The City Region will not be funded on a pro-rata basis as previously thought, but by simply dividing the costs into 10 equal shares. This means, for example, Birmingham’s 1m residents will be collectively paying the same £37,062 contribution to the running costs of the City Region as the 160,000 residents of Telford or the 305,000 residents of Dudley.

This is hardly a fair distribution of the operating costs, especially when Birmingham City Council openly admits that Birmingham will benefit most from the City Region:

“The benefit to Birmingham will be that the city region partners all recognise the unique role of Birmingham at the heart of the city region. The partners have supported, for example, the investment in the redevelopment of New Street Station and the extension of the Midland Metro through the city centre. In the future, the partners can be expected to support investment in other projects that are vital to Birmingham’s continued development as the regional capital and as a successful international city. Birmingham can therefore expect to benefit significantly if powers and resources are devolved to the city region, because many of the projects that the city region gives priority to will be projects in Birmingham.”

Birmingham City Council claims that it will not spend more than the £37,062 contribution to the City Region’s budget but Telford & Wrekin Council is expecting to spend at least £77,000 monitoring and working with the City Region and has set aside another £100,000 for costs associated with membership. Is Telford wasting more taxpayers’ money than it’s already wasting by joining the City Region in the first place or is Birmingham hiding the true cost of the City Region?

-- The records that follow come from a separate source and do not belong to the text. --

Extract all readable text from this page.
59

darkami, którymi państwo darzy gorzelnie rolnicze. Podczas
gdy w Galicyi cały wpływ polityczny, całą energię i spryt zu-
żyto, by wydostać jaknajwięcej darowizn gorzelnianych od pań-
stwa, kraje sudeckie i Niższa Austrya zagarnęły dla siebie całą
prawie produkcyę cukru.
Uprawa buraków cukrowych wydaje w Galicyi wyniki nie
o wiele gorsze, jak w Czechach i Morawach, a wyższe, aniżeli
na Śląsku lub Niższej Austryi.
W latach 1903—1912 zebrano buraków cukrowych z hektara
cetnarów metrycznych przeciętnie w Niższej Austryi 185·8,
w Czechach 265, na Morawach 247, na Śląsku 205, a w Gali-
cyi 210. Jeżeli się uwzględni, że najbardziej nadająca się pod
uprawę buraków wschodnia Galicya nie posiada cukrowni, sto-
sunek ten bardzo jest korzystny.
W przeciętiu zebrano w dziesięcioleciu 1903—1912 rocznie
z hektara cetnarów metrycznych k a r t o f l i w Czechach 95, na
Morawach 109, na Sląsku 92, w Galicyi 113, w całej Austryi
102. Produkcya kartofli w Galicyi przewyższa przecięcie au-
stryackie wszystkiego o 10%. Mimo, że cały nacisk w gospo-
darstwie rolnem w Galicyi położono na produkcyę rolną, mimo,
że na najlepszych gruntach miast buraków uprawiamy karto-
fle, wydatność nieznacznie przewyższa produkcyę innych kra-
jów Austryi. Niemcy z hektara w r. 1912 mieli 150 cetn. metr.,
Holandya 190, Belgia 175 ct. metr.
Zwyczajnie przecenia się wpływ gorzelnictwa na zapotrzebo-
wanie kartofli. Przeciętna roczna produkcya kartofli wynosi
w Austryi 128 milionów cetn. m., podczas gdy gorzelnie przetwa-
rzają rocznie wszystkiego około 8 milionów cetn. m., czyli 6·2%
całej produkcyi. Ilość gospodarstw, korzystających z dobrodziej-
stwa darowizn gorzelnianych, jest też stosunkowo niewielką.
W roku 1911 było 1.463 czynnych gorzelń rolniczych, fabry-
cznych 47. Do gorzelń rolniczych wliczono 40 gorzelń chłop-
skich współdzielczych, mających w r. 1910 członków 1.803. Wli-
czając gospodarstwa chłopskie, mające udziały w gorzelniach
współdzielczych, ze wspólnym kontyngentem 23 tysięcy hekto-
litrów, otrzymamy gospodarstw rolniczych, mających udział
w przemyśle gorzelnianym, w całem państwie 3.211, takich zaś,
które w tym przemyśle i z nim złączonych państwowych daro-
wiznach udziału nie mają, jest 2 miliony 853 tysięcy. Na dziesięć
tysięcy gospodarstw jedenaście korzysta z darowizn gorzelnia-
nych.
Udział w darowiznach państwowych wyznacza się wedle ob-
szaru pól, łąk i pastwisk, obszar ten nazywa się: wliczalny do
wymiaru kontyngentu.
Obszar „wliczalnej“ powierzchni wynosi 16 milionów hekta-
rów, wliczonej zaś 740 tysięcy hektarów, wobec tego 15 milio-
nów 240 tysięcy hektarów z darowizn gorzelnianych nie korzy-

The response also confirms that no cost/benefit analysis of City Region membership has been conducted meaning that hundreds of pounds of taxpayers money has been committed to funding a project when they don’t know how much it will cost or what, if any, they can expect to gain from it. If this decision had been made by a company, the shareholders would have been baying for blood by now!

Stuart Parr, founder of the West Midlands NO! Campaign, said: “This just confirms what we’ve been saying all along – the City Region will be run by Birmingham, for Birmingham and the rest of us will be paying for it”.

Andrew Bridgwater, West Midlands NO! Campaigner, said “If the City Region is going to turn a profit then surely it should be self-funding? Unless we’re being misled and the City Region is going to cost money for as long as it’s there, I see no reason why taxpayers’ money should change hands at all. In fact, if it is going to cost more money than it makes then all the more reason not to hand over any cash”.